In the 1980s, strange as it may seem, the word romantic almost never appeared before the word comedy. Given the winking flippancy of so much ’80s pop culture (Arnold movies, Dynasty, the “Thriller” video), the era, in hindsight, seems made for rom-coms, but the form didn’t really start to proliferate until 1989, the year of When Harry Met Sally… Up until then, ’80s romantic movies tended to be mushy, gauzy, and tearful, and two quintessential cases are About Last Night… (1986) and Endless Love (1981). Both were adapted from hallowed literary properties (a 1974 David Mamet play, a 1979 Scott Spencer novel), and both took those fierce, diamond-bright sources and turned them into something earnest and syrupy. That each film was being remade for our era didn’t sound promising, but the new About Last Night (1 hr., 36 mins., R) and Endless Love (1 hr., 45 mins., PG-13) are highly watchable love stories.

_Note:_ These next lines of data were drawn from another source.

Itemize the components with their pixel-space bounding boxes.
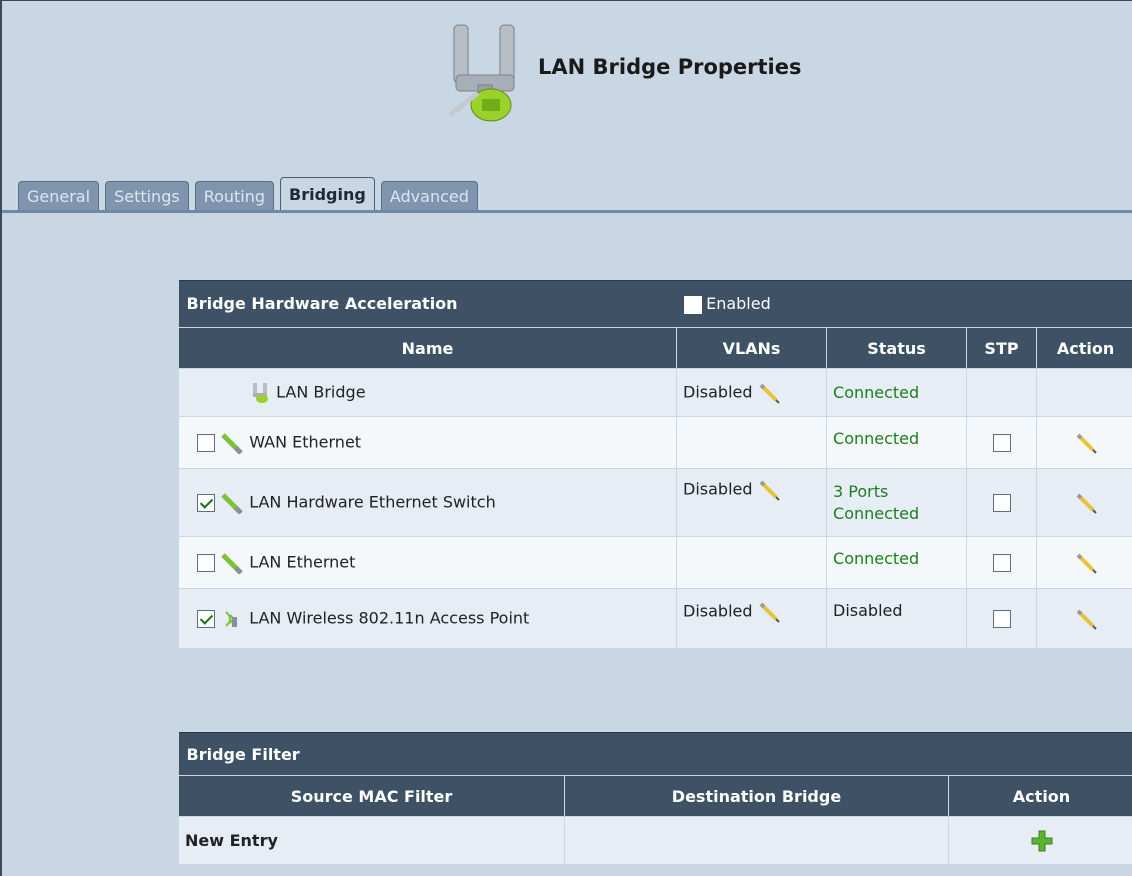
add-icon[interactable]: [1030, 829, 1054, 853]
new-entry-link[interactable]: New Entry: [178, 816, 565, 865]
vlans-value: Disabled: [683, 601, 753, 621]
edit-pencil-icon[interactable]: [758, 479, 780, 501]
bridge-table: Bridge Hardware Acceleration Enabled Nam…: [178, 280, 1132, 649]
ethernet-cable-icon: [221, 552, 243, 574]
ethernet-cable-icon: [221, 432, 243, 454]
status-value: Connected: [826, 416, 968, 469]
edit-pencil-icon[interactable]: [1075, 432, 1097, 454]
hw-accel-enabled-label: Enabled: [706, 294, 771, 314]
row-checkbox[interactable]: [197, 433, 215, 452]
hw-accel-enabled-checkbox[interactable]: [684, 295, 703, 314]
interface-name: LAN Bridge: [276, 382, 366, 401]
table-row: LAN Wireless 802.11n Access Point Disabl…: [178, 588, 1132, 649]
edit-pencil-icon[interactable]: [1075, 552, 1097, 574]
status-value: Connected: [826, 536, 968, 589]
col-filter-action: Action: [948, 775, 1132, 817]
status-value: Connected: [833, 503, 920, 523]
wireless-icon: [225, 610, 238, 627]
tab-general[interactable]: General: [18, 181, 100, 211]
vlans-value: Disabled: [683, 382, 753, 401]
table-row: LAN Ethernet Connected: [178, 536, 1132, 589]
interface-name: WAN Ethernet: [249, 432, 362, 451]
tab-advanced[interactable]: Advanced: [380, 181, 478, 211]
row-checkbox[interactable]: [197, 553, 215, 572]
page-header: LAN Bridge Properties: [442, 19, 801, 139]
tab-divider: [2, 210, 1132, 213]
table-row: LAN Hardware Ethernet Switch Disabled 3 …: [178, 468, 1132, 537]
row-checkbox[interactable]: [197, 493, 215, 512]
interface-name: LAN Hardware Ethernet Switch: [249, 492, 496, 511]
col-source-mac: Source MAC Filter: [178, 775, 565, 817]
edit-pencil-icon[interactable]: [758, 601, 780, 623]
ethernet-cable-icon: [221, 492, 243, 514]
row-checkbox[interactable]: [197, 609, 215, 628]
edit-pencil-icon[interactable]: [1075, 608, 1097, 630]
tab-settings[interactable]: Settings: [105, 181, 189, 211]
col-status: Status: [826, 327, 968, 369]
bridge-filter-title: Bridge Filter: [178, 732, 1132, 776]
page-frame: LAN Bridge Properties General Settings R…: [0, 0, 1132, 876]
status-value: Disabled: [826, 588, 968, 649]
interface-name: LAN Wireless 802.11n Access Point: [249, 608, 530, 627]
stp-checkbox[interactable]: [992, 610, 1011, 629]
col-stp: STP: [966, 327, 1038, 369]
table-row: New Entry: [178, 816, 1132, 865]
table-row: WAN Ethernet Connected: [178, 416, 1132, 469]
bridge-filter-table: Bridge Filter Source MAC Filter Destinat…: [178, 732, 1132, 865]
col-action: Action: [1036, 327, 1132, 369]
stp-checkbox[interactable]: [992, 554, 1011, 573]
edit-pencil-icon[interactable]: [1075, 492, 1097, 514]
tab-bridging[interactable]: Bridging: [280, 177, 375, 211]
col-vlans: VLANs: [675, 327, 828, 369]
interface-name: LAN Ethernet: [249, 552, 356, 571]
tab-routing[interactable]: Routing: [194, 181, 275, 211]
bridge-icon: [253, 382, 268, 403]
stp-checkbox[interactable]: [992, 494, 1011, 513]
filter-table-header-row: Source MAC Filter Destination Bridge Act…: [178, 775, 1132, 817]
bridge-icon: [448, 24, 515, 122]
status-ports: 3 Ports: [833, 481, 889, 501]
col-destination-bridge: Destination Bridge: [564, 775, 949, 817]
page-title: LAN Bridge Properties: [538, 55, 802, 79]
table-row: LAN Bridge Disabled Connected: [178, 368, 1132, 417]
tab-bar: General Settings Routing Bridging Advanc…: [18, 175, 484, 211]
bridge-table-header-row: Name VLANs Status STP Action: [178, 327, 1132, 369]
col-name: Name: [178, 327, 677, 369]
status-value: Connected: [826, 368, 968, 417]
stp-checkbox[interactable]: [992, 434, 1011, 453]
bridge-table-title: Bridge Hardware Acceleration: [186, 294, 458, 314]
edit-pencil-icon[interactable]: [758, 382, 780, 404]
vlans-value: Disabled: [683, 479, 753, 499]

They’re less softheaded than the ’80s versions, which speaks to how the culture has toughened up in three decades.

In About Last Night, two couples — one nice, one nasty — come together out of two sets of best friends in L.A. Danny (Michael Ealy) and Debbie (Joy Bryant) are the polite ones: yuppies who eat intimate meals under mood lighting at the kitchen island. It’s clear that they really love each other, but they hold everything up to a microscope and become convinced that their foibles are fatal. They also fall apart with a little help from their friends. Bernie (Kevin Hart) and Joan (Regina Hall) know how to do three things: drink, fight, and have sex. Bernie views commitment with belligerent contempt, and Joan, a dental hygienist, treats love like plaque — as something to be removed. The two spread their toxic belief that romance is an illusion into the hearts of their two pals, who start, almost in spite of themselves, to listen to them. When About Last Night is funny, it’s because of Kevin Hart. He now owns the fastest mouth in movie comedy, and he knows how to employ his high-pitched neo–Chris Tucker street-fury style to express something humane. I wish Ealy and Bryant seemed less like a real couple and more like movie stars, but by the end, the film nails something about contemporary relationships: how they can, and will, get in their own way.

As a novel, Endless Love posed a vital and even dangerous question: If a boy falls in love with a girl, and they have an idyllic romance, and then he isn’t allowed to see her, and he loves her so much that he can’t deal with it, so he stalks her, and burns her house down, and gets sent to a mental institution — does all of that add up to an unstable obsession? Or is that what love really is? The new Endless Love neatly dispenses with the darker side of the novel, yet if it’s less faithful than the Brooke Shields version, it’s a better movie, a solidly engaging faux-’50s romantic melodrama.

David (Alex Pettyfer) and Jade (Gabriella Wilde) have just graduated from high school. He’s a sensitive grease-monkey hunk, and she’s a sheltered rich girl hiding in the bosom of her family. Wilde makes her a delicate Pre-Raphaelite flower — a girl who needs to wake up, and does, when she meets David, who lights her fire. The problem is her father, Hugh (Bruce Greenwood). Jade’s attraction marks the end of Daddy’s control over her, and the bad news is that he isn’t planning to let that go. Greenwood plays Hugh with an elegant, chiseled malevolence that sustains the drama. And Alex Pettyfer knows how to be cool and smolder at the same time — a gift that can take you far. Endless Love gets quainter as it goes along, yet it works as a swoony love story threatened by a basic, cornball oedipal drama. For a Valentine’s Day release, that passes as respectable.